Brain areas associated with emotions and social functions showed more activity after autistic children took oxytocin. The study could also mean the effects of autism may be reversible, and help improve the social interactions skills of autistic children. (File/UPI/Kevin Dietsch) | License Photo
Dec. 3 (UPI) -- Oxytocin given to autistic children has been shown to stimulate regions of the brain that can improve social behavior.
A study, published Monday in the Proceedings of the National Academy of Sciences, found that oxytocin given as an inhalant to autistic children increased activity in parts of the brain dealing with social interaction.
While the effect of the hormone has been long debated, the study, conducted by the Yale Child Study Center, shows that not only can oxytocin stimulate parts of the brain, but that in children with autism, damage to these brain regions is not irrevocable.
Seventeen children with autism were given two nasal sprays -- one with the hormone and the other a placebo.

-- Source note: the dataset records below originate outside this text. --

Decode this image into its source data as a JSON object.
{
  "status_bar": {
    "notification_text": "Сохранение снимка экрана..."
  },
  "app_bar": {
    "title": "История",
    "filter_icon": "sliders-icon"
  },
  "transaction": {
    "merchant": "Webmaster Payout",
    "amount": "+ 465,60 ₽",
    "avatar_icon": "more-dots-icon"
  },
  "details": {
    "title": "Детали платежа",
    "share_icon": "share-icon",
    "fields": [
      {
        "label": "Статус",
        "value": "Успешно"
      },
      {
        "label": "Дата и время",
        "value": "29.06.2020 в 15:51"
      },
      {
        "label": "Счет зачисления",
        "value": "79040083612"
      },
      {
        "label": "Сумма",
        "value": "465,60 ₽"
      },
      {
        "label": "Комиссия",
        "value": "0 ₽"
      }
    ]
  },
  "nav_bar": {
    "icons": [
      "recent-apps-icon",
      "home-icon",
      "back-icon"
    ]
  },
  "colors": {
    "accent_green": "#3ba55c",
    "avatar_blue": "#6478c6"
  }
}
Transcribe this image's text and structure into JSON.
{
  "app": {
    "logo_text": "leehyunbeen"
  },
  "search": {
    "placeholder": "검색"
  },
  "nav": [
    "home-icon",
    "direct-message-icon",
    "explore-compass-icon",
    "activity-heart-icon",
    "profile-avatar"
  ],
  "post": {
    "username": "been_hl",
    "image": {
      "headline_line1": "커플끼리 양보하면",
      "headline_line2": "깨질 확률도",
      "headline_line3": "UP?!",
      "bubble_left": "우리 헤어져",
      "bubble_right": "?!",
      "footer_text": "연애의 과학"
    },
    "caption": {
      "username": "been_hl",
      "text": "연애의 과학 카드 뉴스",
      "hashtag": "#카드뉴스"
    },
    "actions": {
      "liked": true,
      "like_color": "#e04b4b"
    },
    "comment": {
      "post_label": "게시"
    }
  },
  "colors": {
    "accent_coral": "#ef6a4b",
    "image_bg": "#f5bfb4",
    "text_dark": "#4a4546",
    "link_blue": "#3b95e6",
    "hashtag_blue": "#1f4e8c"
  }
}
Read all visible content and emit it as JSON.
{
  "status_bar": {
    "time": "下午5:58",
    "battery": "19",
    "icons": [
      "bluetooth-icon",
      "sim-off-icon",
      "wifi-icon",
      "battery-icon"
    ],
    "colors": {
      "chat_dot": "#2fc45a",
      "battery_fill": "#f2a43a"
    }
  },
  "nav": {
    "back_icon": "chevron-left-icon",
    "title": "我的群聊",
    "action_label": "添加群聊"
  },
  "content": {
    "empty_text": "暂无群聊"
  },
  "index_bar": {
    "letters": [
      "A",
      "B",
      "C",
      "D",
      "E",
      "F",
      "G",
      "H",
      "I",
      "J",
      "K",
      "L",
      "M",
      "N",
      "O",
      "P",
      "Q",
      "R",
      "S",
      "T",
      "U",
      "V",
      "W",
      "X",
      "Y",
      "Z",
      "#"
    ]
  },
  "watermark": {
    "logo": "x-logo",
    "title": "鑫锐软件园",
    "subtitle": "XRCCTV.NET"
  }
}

After taking each inhalant, the children's brain activity was scanned as they were shown "social" pictures of human faces or "non-social" pictures of cars.
Brain areas involved in social functions like empathy and reward -- less active in children with autism -- showed more activity after taking oxytocin than after placebo.
Professor Kevin Pelphrey, a researcher on the study, said that all seventeen children showed a response, though "the response was variable."
"There's still lots of questions about oxytocin, but this suggests it enhances social brain functions and decreases non-social functions -- helping kids to focus on socially relevant information," he said.
The study had another interesting result. Children whose saliva had higher oxytocin concentrations showed more activity in the amygdala, a part of the brain shown to play a key role in the processsing of emotions. This means that a simple saliva test could, in the future, help determine who might most benefit from oxytocin.